Article Text
Abstract
Background/introduction Mycoplasma genitalium (MG) is increasingly implicated in PID pathogenesis with many studies showing MG is as common as chlamydia in high-risk women. Current PID treatment guidelines specify antibiotics with low efficacy against MG. Increasing reports of macrolide resistance suggests first line treatment for MG (azithromycin) may have limitations.
Aim(s)/objectives To document rates of MG in a cohort of women with acute PID, and the proportion with baseline macrolide resistance.

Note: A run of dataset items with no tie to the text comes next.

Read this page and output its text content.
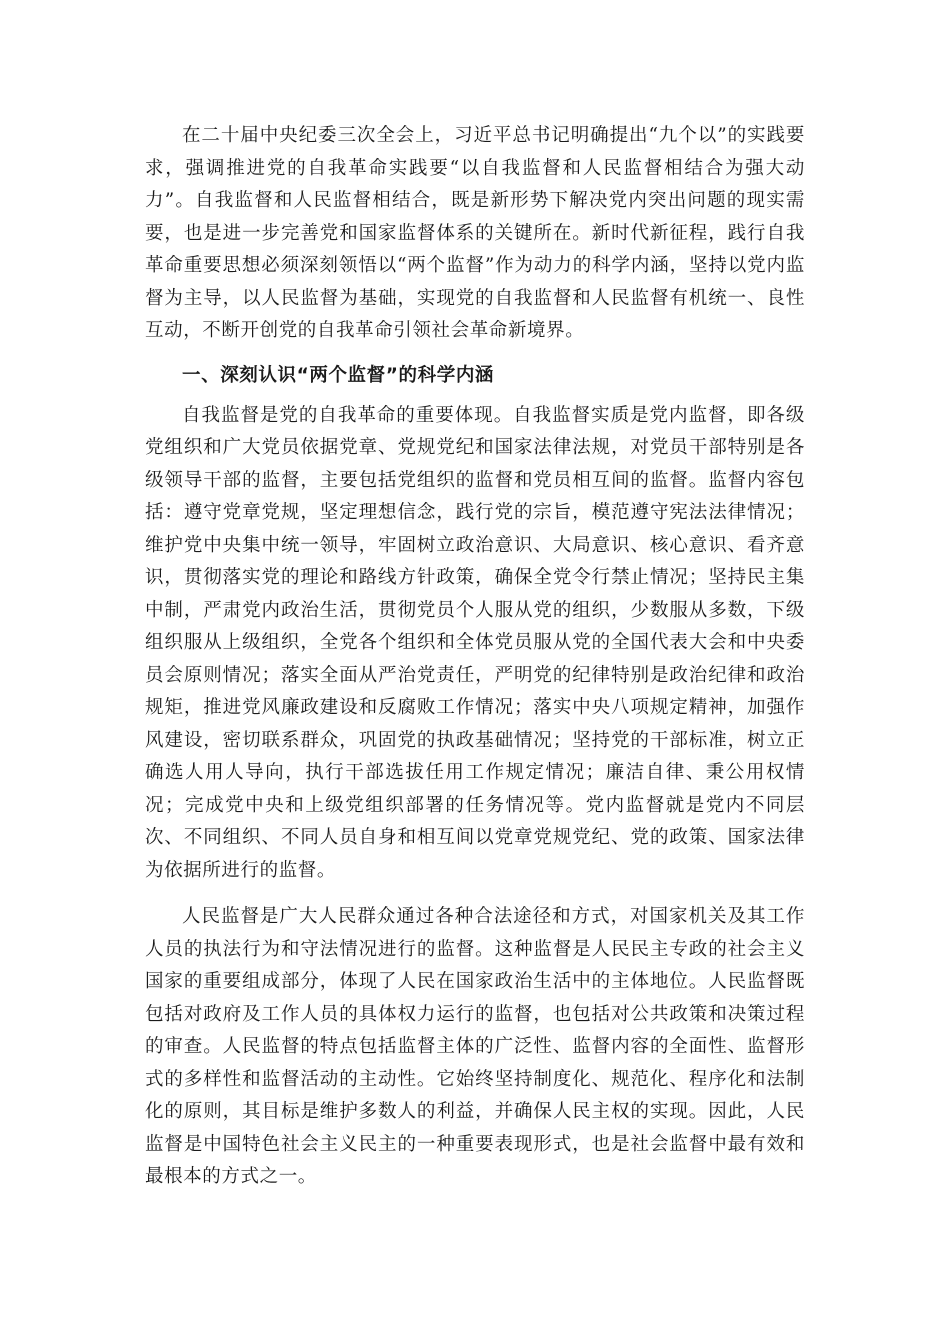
在二十届中央纪委三次全会上，习近平总书记明确提出“九个以”的实践要求，强调推进党的自我革命实践要“以自我监督和人民监督相结合为强大动力”。自我监督和人民监督相结合，既是新形势下解决党内突出问题的现实需要，也是进一步完善党和国家监督体系的关键所在。新时代新征程，践行自我革命重要思想必须深刻领悟以“两个监督”作为动力的科学内涵，坚持以党内监督为主导，以人民监督为基础，实现党的自我监督和人民监督有机统一、良性互动，不断开创党的自我革命引领社会革命新境界。

一、深刻认识“两个监督”的科学内涵

自我监督是党的自我革命的重要体现。自我监督实质是党内监督，即各级党组织和广大党员依据党章、党规党纪和国家法律法规，对党员干部特别是各级领导干部的监督，主要包括党组织的监督和党员相互间的监督。监督内容包括：遵守党章党规，坚定理想信念，践行党的宗旨，模范遵守宪法法律情况；维护党中央集中统一领导，牢固树立政治意识、大局意识、核心意识、看齐意识，贯彻落实党的理论和路线方针政策，确保全党令行禁止情况；坚持民主集中制，严肃党内政治生活，贯彻党员个人服从党的组织，少数服从多数，下级组织服从上级组织，全党各个组织和全体党员服从党的全国代表大会和中央委员会原则情况；落实全面从严治党责任，严明党的纪律特别是政治纪律和政治规矩，推进党风廉政建设和反腐败工作情况；落实中央八项规定精神，加强作风建设，密切联系群众，巩固党的执政基础情况；坚持党的干部标准，树立正确选人用人导向，执行干部选拔任用工作规定情况；廉洁自律、秉公用权情况；完成党中央和上级党组织部署的任务情况等。党内监督就是党内不同层次、不同组织、不同人员自身和相互间以党章党规党纪、党的政策、国家法律为依据所进行的监督。

人民监督是广大人民群众通过各种合法途径和方式，对国家机关及其工作人员的执法行为和守法情况进行的监督。这种监督是人民民主专政的社会主义国家的重要组成部分，体现了人民在国家政治生活中的主体地位。人民监督既包括对政府及工作人员的具体权力运行的监督，也包括对公共政策和决策过程的审查。人民监督的特点包括监督主体的广泛性、监督内容的全面性、监督形式的多样性和监督活动的主动性。它始终坚持制度化、规范化、程序化和法制化的原则，其目标是维护多数人的利益，并确保人民主权的实现。因此，人民监督是中国特色社会主义民主的一种重要表现形式，也是社会监督中最有效和最根本的方式之一。
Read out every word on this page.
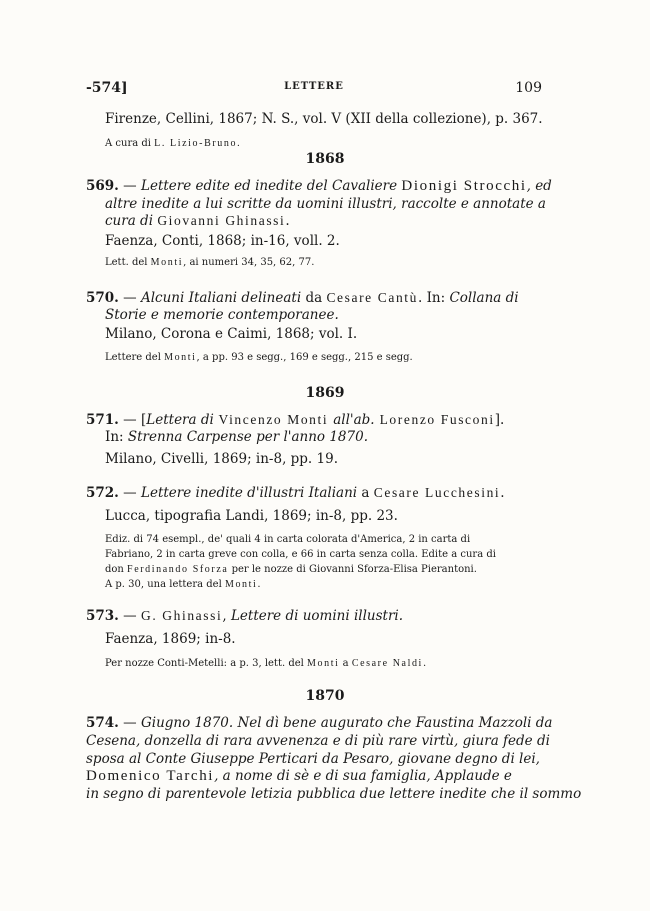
-574]	LETTERE	109
Firenze, Cellini, 1867; N. S., vol. V (XII della collezione), p. 367.
A cura di L. Lizio-Bruno.
1868
569. — Lettere edite ed inedite del Cavaliere Dionigi Strocchi, ed
altre inedite a lui scritte da uomini illustri, raccolte e annotate a
cura di Giovanni Ghinassi.
Faenza, Conti, 1868; in-16, voll. 2.
Lett. del Monti, ai numeri 34, 35, 62, 77.
570. — Alcuni Italiani delineati da Cesare Cantù. In: Collana di
Storie e memorie contemporanee.
Milano, Corona e Caimi, 1868; vol. I.
Lettere del Monti, a pp. 93 e segg., 169 e segg., 215 e segg.
1869
571. — [Lettera di Vincenzo Monti all'ab. Lorenzo Fusconi].
In: Strenna Carpense per l'anno 1870.
Milano, Civelli, 1869; in-8, pp. 19.
572. — Lettere inedite d'illustri Italiani a Cesare Lucchesini.
Lucca, tipografia Landi, 1869; in-8, pp. 23.
Ediz. di 74 esempl., de' quali 4 in carta colorata d'America, 2 in carta di
Fabriano, 2 in carta greve con colla, e 66 in carta senza colla. Edite a cura di
don Ferdinando Sforza per le nozze di Giovanni Sforza-Elisa Pierantoni.
A p. 30, una lettera del Monti.
573. — G. Ghinassi, Lettere di uomini illustri.
Faenza, 1869; in-8.
Per nozze Conti-Metelli: a p. 3, lett. del Monti a Cesare Naldi.
1870
574. — Giugno 1870. Nel dì bene augurato che Faustina Mazzoli da
Cesena, donzella di rara avvenenza e di più rare virtù, giura fede di
sposa al Conte Giuseppe Perticari da Pesaro, giovane degno di lei,
Domenico Tarchi, a nome di sè e di sua famiglia, Applaude e
in segno di parentevole letizia pubblica due lettere inedite che il sommo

Methods As part of a multicentre, open-label, non-inferiority RCT comparing ofloxacin/metronidazole (arm-1) with azithromycin 1g day-1; 500 mg od day 2–5, metronidazole/ceftriaxone (arm-2), samples were collected for baseline chlamydia, gonorrhoea and mycoplasma infection. Microbiological cure rates were documented at 6–8 weeks. Positive MG specimens were examined for macrolide resistance using a 23S rRNA PCR.
Results 313 women were recruited, median age 25. Preliminary results showed chlamydia was confirmed in 9.5%, MG in 8.2% and gonorrhoea in 0.4%. Of the 16 samples available for resistance testing, 9 (56%) had macrolide resistance mutations (A2058G/T, A2059G/C) at baseline. The reference laboratory received test-of-cure samples for only 8 patients with MG, of which 6 were negative, however 2 remained positive, both with A2059G nucleotide substitutions. Further results will be presented.
Discussion/conclusion MG infection was nearly as common as chlamydia in this cohort. Failure of patients to return at 6–8 weeks affected our ability to properly assess test-of-cure rates. Baseline macrolide resistance was unexpectedly high and impacted negatively on treatment success.